Grandioso he described as having “a lot of life, very stallion-like who wants to control everything. He’s not a sweet horse. He normally says, ‘don’t touch me, leave me alone.’

“But when he shows he has great character, is very focused. Usually he is not scared of anything. He has a lot of talent for collection and is really good in the contact.”

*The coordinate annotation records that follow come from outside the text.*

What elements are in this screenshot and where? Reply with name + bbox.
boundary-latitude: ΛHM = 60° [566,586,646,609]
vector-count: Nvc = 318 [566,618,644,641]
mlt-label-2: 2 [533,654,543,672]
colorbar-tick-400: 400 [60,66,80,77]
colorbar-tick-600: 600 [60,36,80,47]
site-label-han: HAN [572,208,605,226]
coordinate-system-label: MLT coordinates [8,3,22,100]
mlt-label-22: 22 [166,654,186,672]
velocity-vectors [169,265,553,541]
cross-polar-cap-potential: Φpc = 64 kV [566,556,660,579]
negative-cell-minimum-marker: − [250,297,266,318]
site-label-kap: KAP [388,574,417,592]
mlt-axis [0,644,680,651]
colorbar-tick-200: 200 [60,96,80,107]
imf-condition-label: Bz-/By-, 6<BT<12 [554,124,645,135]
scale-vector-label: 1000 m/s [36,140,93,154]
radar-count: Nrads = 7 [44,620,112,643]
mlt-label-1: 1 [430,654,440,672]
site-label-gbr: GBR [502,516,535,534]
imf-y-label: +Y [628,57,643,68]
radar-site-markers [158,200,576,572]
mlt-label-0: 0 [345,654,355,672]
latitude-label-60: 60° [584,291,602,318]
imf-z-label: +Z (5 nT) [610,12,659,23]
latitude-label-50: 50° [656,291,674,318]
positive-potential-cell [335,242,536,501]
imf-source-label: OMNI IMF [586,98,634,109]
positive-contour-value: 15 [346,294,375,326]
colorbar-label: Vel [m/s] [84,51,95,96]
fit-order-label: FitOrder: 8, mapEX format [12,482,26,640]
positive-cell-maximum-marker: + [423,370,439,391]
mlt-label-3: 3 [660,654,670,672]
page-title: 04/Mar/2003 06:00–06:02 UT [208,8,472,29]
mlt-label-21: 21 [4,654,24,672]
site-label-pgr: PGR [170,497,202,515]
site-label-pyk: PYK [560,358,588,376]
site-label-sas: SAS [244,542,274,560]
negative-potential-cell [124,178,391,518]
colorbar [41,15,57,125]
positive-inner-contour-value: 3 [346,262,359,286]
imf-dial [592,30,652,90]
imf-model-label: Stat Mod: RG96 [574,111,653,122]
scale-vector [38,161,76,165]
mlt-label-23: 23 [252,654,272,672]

Jose Daniel Martin Dockx on Grandioso at the World Equestrian Games in Normandy in 2014. © Ken Braddick/dressage-news.com
Jose Daniel Martin Dockx on Grandioso at the World Equestrian Games in Normandy in 2014. © Ken Braddick/dressage-news.com

Dani speaks highly of many Spanish rider that he describes as “artists and super talented” capable of producing Grand Prix horses but may need to compete more outside their homeland to polish technical aspects of dressage.

“The problem in Spain is that we don’t have sponsors,” he said, “we don’t have people who come and say, ‘We want to buy you a horse and pay for clinics and competitions to develop horses.” We have some good horses who stay at the national level.”

His next goal for Grandioso is the European Championships in Aachen, Germany with the aim of earning a team berth at the 2016 Olympics in Rio de Janeiro.

“If everything is good,” he said, “we will have seven or eight horses to try to make a team for the Europeans. What is going to be hard is to qualify for Rio. We need top horses in top form. If we have one bad day it will be really hard.”

He has three younger horses owned by Hampton Green, including a half-brother to Fuego that was a sensation at the 2010 WEG in Kentucky.